Investors and many others are again busy trying to guess which way consumers are headed, since that is also where the nation's economy is going.

Minor excitement was stirred in the financial markets Friday when the government reported that retail sales had increased by a more-than-expected 0.7% in September, led by higher vehicle sales.

That worried some who are fearful that the economy is not slowing quickly enough to a sustainable noninflationary growth rate and that the Federal Reserve will thus have to raise interest rates.

But most economists were sanguine, saying a wider view shows the economy on a steady course.

"Consumption was up a tad in September but not to a level that ought to raise concerns," said Wayne M. Ayers, chief economist at Bank of Boston Corp. "This economic expansion is in its sixth year, and most pent-up demand has been satisfied."

Bruce Steinberg, macroeconomist at Merrill Lynch & Co., pointed out that, while retail sales had risen in September, sales data were revised sharply lower than in the initial reports for July and August. "Consumer spending was extremely weak in the third quarter," he said.

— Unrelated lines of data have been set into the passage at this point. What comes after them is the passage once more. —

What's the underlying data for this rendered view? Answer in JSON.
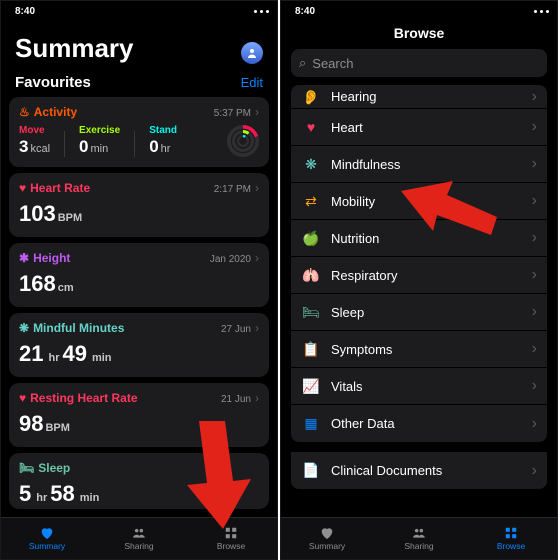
{
  "status_time": "8:40",
  "left": {
    "title": "Summary",
    "favourites_label": "Favourites",
    "edit_label": "Edit",
    "cards": {
      "activity": {
        "title": "Activity",
        "time": "5:37 PM",
        "move_label": "Move",
        "move_value": "3",
        "move_unit": "kcal",
        "exercise_label": "Exercise",
        "exercise_value": "0",
        "exercise_unit": "min",
        "stand_label": "Stand",
        "stand_value": "0",
        "stand_unit": "hr"
      },
      "heart_rate": {
        "title": "Heart Rate",
        "time": "2:17 PM",
        "value": "103",
        "unit": "BPM"
      },
      "height": {
        "title": "Height",
        "time": "Jan 2020",
        "value": "168",
        "unit": "cm"
      },
      "mindful": {
        "title": "Mindful Minutes",
        "time": "27 Jun",
        "h_value": "21",
        "h_unit": "hr",
        "m_value": "49",
        "m_unit": "min"
      },
      "resting": {
        "title": "Resting Heart Rate",
        "time": "21 Jun",
        "value": "98",
        "unit": "BPM"
      },
      "sleep": {
        "title": "Sleep",
        "time": "",
        "h_value": "5",
        "h_unit": "hr",
        "m_value": "58",
        "m_unit": "min"
      }
    },
    "tabs": {
      "summary": "Summary",
      "sharing": "Sharing",
      "browse": "Browse"
    }
  },
  "right": {
    "header": "Browse",
    "search_placeholder": "Search",
    "items": [
      {
        "label": "Hearing",
        "icon": "ear",
        "color": "c-hearing"
      },
      {
        "label": "Heart",
        "icon": "heart",
        "color": "c-heart"
      },
      {
        "label": "Mindfulness",
        "icon": "mind",
        "color": "c-mind"
      },
      {
        "label": "Mobility",
        "icon": "mobility",
        "color": "c-mob"
      },
      {
        "label": "Nutrition",
        "icon": "apple",
        "color": "c-nutr"
      },
      {
        "label": "Respiratory",
        "icon": "lungs",
        "color": "c-resp"
      },
      {
        "label": "Sleep",
        "icon": "bed",
        "color": "c-sleep"
      },
      {
        "label": "Symptoms",
        "icon": "clipboard",
        "color": "c-sympt"
      },
      {
        "label": "Vitals",
        "icon": "vitals",
        "color": "c-vitals"
      },
      {
        "label": "Other Data",
        "icon": "grid",
        "color": "c-other"
      }
    ],
    "clinical_label": "Clinical Documents",
    "tabs": {
      "summary": "Summary",
      "sharing": "Sharing",
      "browse": "Browse"
    }
  }
}
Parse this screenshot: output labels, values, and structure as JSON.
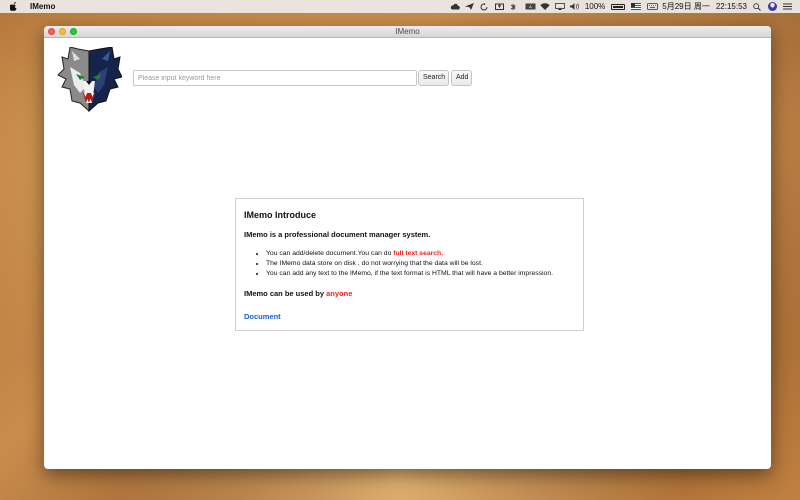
{
  "menubar": {
    "app_name": "IMemo",
    "battery": "100%",
    "date": "5月29日 周一",
    "time": "22:15:53"
  },
  "window": {
    "title": "IMemo"
  },
  "toolbar": {
    "search_placeholder": "Please input keyword here",
    "search_label": "Search",
    "add_label": "Add"
  },
  "intro": {
    "title": "IMemo Introduce",
    "subtitle": "IMemo is a professional document manager system.",
    "items": [
      {
        "text": "You can add/delete document.You can do ",
        "highlight": "full text search."
      },
      {
        "text": "The IMemo data store on disk , do not worrying that the data will be lost.",
        "highlight": ""
      },
      {
        "text": "You can add any text to the IMemo, if the text format is HTML that will have a better impression.",
        "highlight": ""
      }
    ],
    "usage_prefix": "IMemo can be used by ",
    "usage_highlight": "anyone",
    "link_label": "Document"
  },
  "colors": {
    "highlight": "#f02020",
    "link": "#1a5ed0"
  }
}
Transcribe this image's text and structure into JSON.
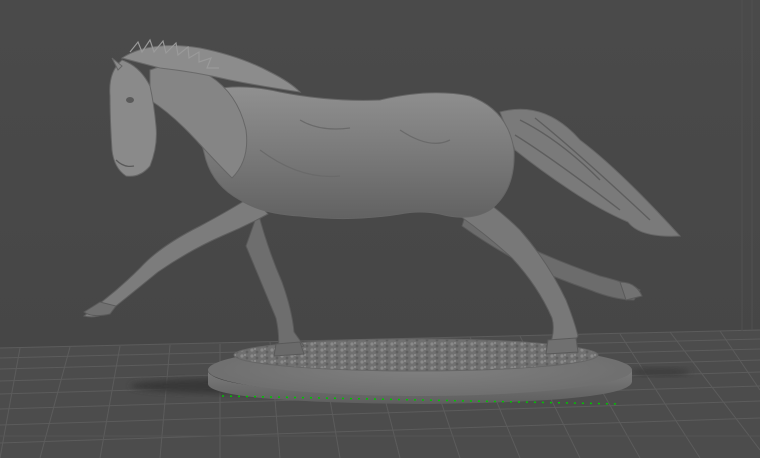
{
  "viewport": {
    "background_color": "#4a4a4a",
    "grid_color": "#5a5a5a",
    "grid_highlight_color": "#626262",
    "axis_indicator_color": "#00c400",
    "model_color": "#7c7c7c",
    "model_shadow_color": "#5c5c5c",
    "model_highlight_color": "#9a9a9a"
  },
  "scene": {
    "model_icon": "horse-sculpture",
    "base_icon": "oval-base-with-rubble-texture",
    "grid_icon": "build-plate-grid"
  }
}
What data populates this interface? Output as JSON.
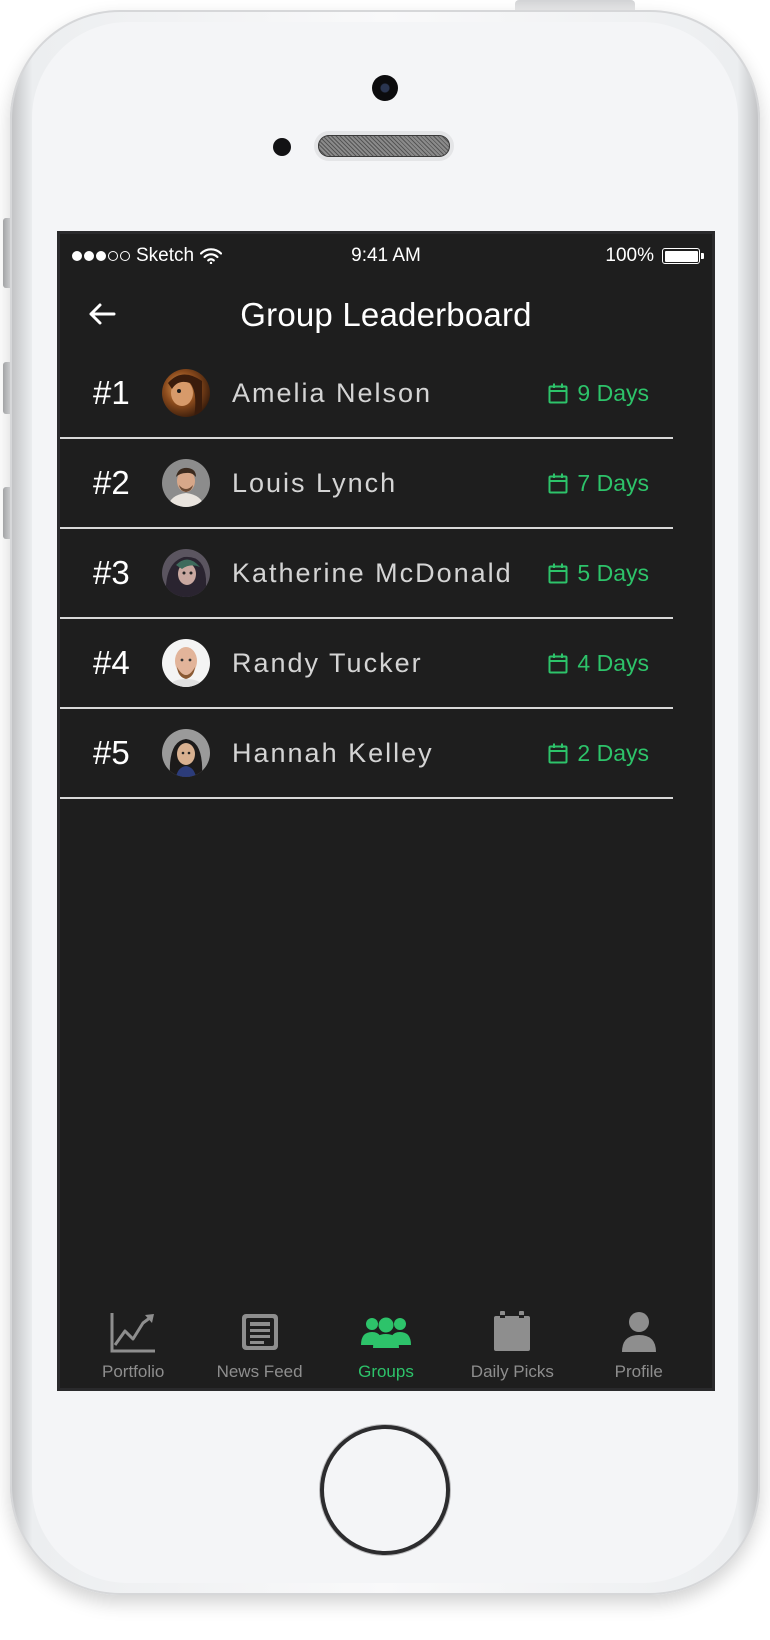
{
  "status_bar": {
    "carrier": "Sketch",
    "time": "9:41 AM",
    "battery": "100%"
  },
  "nav": {
    "title": "Group Leaderboard",
    "back_icon": "arrow-left-icon"
  },
  "leaderboard": [
    {
      "rank": "#1",
      "name": "Amelia Nelson",
      "days": "9 Days"
    },
    {
      "rank": "#2",
      "name": "Louis Lynch",
      "days": "7 Days"
    },
    {
      "rank": "#3",
      "name": "Katherine McDonald",
      "days": "5 Days"
    },
    {
      "rank": "#4",
      "name": "Randy Tucker",
      "days": "4 Days"
    },
    {
      "rank": "#5",
      "name": "Hannah Kelley",
      "days": "2 Days"
    }
  ],
  "tabs": [
    {
      "label": "Portfolio",
      "icon": "chart-icon",
      "active": false
    },
    {
      "label": "News Feed",
      "icon": "newspaper-icon",
      "active": false
    },
    {
      "label": "Groups",
      "icon": "group-icon",
      "active": true
    },
    {
      "label": "Daily Picks",
      "icon": "calendar-icon",
      "active": false
    },
    {
      "label": "Profile",
      "icon": "person-icon",
      "active": false
    }
  ],
  "colors": {
    "accent": "#2dc36a",
    "screen_background": "#1e1e1e",
    "inactive_tab": "#8e8e8e"
  }
}
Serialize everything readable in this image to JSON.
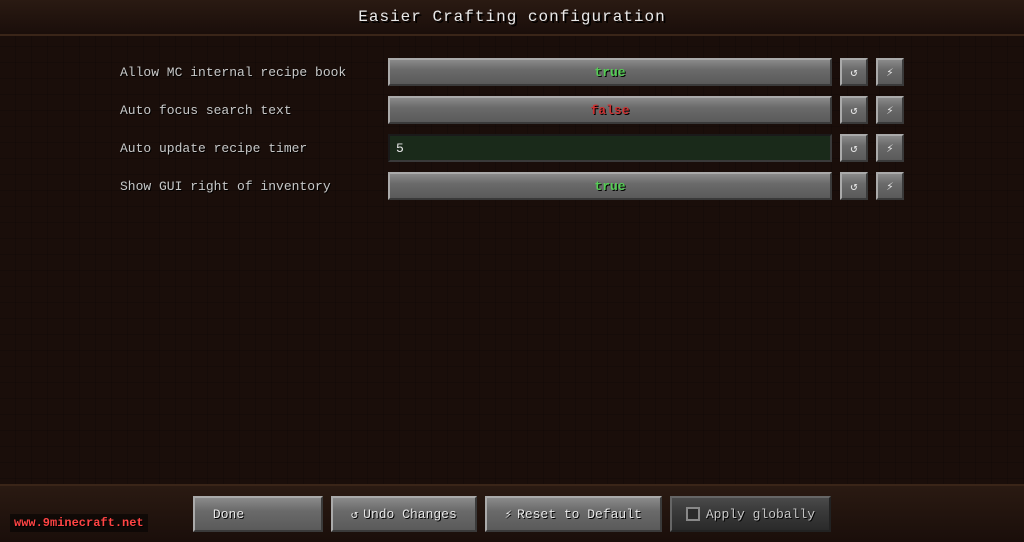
{
  "title": "Easier Crafting configuration",
  "rows": [
    {
      "id": "allow-mc-internal-recipe-book",
      "label": "Allow MC internal recipe book",
      "type": "toggle",
      "value": "true",
      "valueClass": "true-val"
    },
    {
      "id": "auto-focus-search-text",
      "label": "Auto focus search text",
      "type": "toggle",
      "value": "false",
      "valueClass": "false-val"
    },
    {
      "id": "auto-update-recipe-timer",
      "label": "Auto update recipe timer",
      "type": "input",
      "value": "5"
    },
    {
      "id": "show-gui-right-of-inventory",
      "label": "Show GUI right of inventory",
      "type": "toggle",
      "value": "true",
      "valueClass": "true-val"
    }
  ],
  "footer": {
    "done_label": "Done",
    "undo_label": "Undo Changes",
    "reset_label": "Reset to Default",
    "apply_label": "Apply globally",
    "undo_icon": "↺",
    "reset_icon": "⚡"
  },
  "watermark": "www.9minecraft.net"
}
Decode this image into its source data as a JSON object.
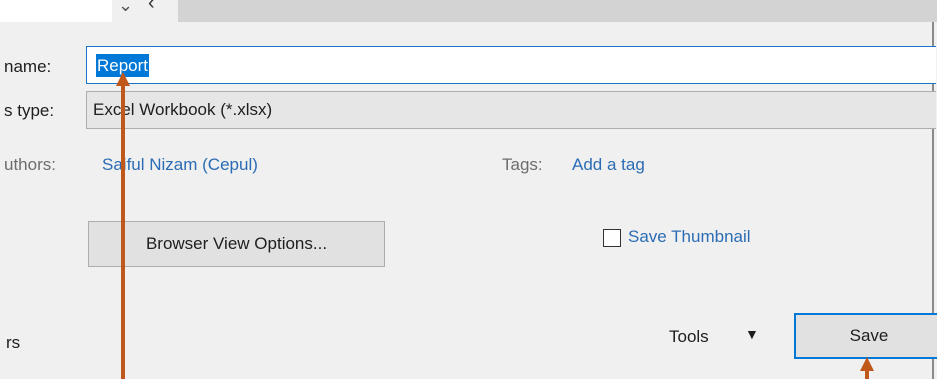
{
  "nav": {
    "dropdown_icon": "chevron-down-icon",
    "back_icon": "chevron-left-icon"
  },
  "form": {
    "name_label": "name:",
    "name_value": "Report",
    "type_label": "s type:",
    "type_value": "Excel Workbook (*.xlsx)",
    "authors_label": "uthors:",
    "authors_value": "Saiful Nizam (Cepul)",
    "tags_label": "Tags:",
    "tags_value": "Add a tag"
  },
  "options": {
    "browser_view_label": "Browser View Options...",
    "save_thumbnail_label": "Save Thumbnail",
    "save_thumbnail_checked": false
  },
  "footer": {
    "left_text": "rs",
    "tools_label": "Tools",
    "tools_caret": "▼",
    "save_label": "Save"
  },
  "colors": {
    "accent": "#0078d7",
    "link": "#2b6cb4",
    "annotation": "#c0571b"
  }
}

"We estimate that gross domestic product grew at a sluggish 1.7% rate in the third quarter," he said, "and most of that resulted from inventory building. That implies a subdued fourth quarter as well."

Indeed, consumption growth has slowed considerably from earlier in the year, according to David A. Levy, who prepares the Industry Forecast newsletter of the Levy Economics Institute at Bard College, Annandale, N.Y.

"Consumers are saving more at the expense of business sales and profits," he said.

The latest consumer credit figures are telling, according to Jonathan Basile, an economist at HSBC Markets. He noted that total consumer credit rose 0.3% in August, after rising 0.6% in the prior two months.

"The August rise was the slowest since May 1993," he said. "On a year- over-year basis, consumer credit was up 10.1% in August, down from the peak rate of 15.4% reached in July 1995," he said.

Not surprisingly, revolving, or credit card, debt accounted for nearly all the gain in August, while other areas were flat. The revolving credit sector rose at a 16.1% year-over-year pace in August, while automobile lending, for example, barely rose at all.

In general, Mr. Levy said, the outlook for consumer expenditures now seems much weaker than it did last spring, "in light of data on household debt, delinquencies, bankruptcies, low rates of principal repayments, the concentration of financial problems among middle- and low-income households, the long duration of this consumer credit cycle, and stricter lending criteria."